To answer your question more broadly, I think we just need to agree to disagree. I don’t see anything in your reply that addresses the fact — sorry man, it’s a fact — that TOR’s actual text never discusses how to adjudicate failure consequences. It’s just not in there. In fact I will repeat the entirety of the RAW right here:
If the acting player fails his roll, he doesn’t accomplish his objective. When this happens, the Loremaster narrates the consequences of the missed task. This usually follows intuitively from what the player was trying to do.
First graf comment: “this usually follows intuitively” to me is a signal that this is a fiction-first failure: if you failed to sing a song that rallies your friends, then your friends aren’t rallied; if you failed a Lore test about what lives inside Mirkwood, then you misremembered.

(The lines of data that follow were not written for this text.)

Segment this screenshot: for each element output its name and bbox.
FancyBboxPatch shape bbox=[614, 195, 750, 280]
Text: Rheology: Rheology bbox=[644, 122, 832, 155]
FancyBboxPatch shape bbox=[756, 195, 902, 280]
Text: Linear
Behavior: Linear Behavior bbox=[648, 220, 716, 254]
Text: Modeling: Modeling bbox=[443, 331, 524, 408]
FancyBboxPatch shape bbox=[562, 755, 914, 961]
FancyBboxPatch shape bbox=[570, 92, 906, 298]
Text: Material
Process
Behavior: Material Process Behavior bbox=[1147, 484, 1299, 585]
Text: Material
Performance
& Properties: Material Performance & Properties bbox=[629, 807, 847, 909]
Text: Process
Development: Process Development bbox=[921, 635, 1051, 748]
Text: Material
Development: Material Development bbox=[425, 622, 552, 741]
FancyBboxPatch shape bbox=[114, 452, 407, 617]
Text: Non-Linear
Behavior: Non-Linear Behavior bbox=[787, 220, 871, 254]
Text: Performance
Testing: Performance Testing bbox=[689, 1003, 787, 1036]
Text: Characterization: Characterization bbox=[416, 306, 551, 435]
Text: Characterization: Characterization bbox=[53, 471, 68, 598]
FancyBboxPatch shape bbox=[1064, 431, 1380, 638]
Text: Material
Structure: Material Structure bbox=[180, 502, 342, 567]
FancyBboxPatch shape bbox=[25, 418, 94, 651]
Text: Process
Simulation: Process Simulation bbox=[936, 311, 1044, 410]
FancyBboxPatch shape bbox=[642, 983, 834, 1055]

Whatever the case, the Loremaster must make sure that the task as a definite impact and produces consequences that cannot be ignored.
Second graf comment: Marvelous! Yes, good, no whiffy failures. Everything has “a consequence.” But based on my first graf reading, close reading to me says “make sure it appears in the fiction” and a broader, more charitable reading might maybe fold mechanical consequences into that. But it’s not actually there. I have to guess that it’s there, and Tales seems to imply that that’s okay.
Also, I’m not seeing in TOR Rev that the Hazards table is “a suggestion.” Page 160 says roll and apply the consequences. They’re explicitly not suggestions, although maybe they were in 1E? (The narration explaining the intersection of Role + Hazard, now those are “suggestions.”)
All this said, I think I’ve got a workable solution for my own game and I don’t need to keep going down this rabbit hole. It’s pretty obvious to me what their intent is and where the writers are coming from.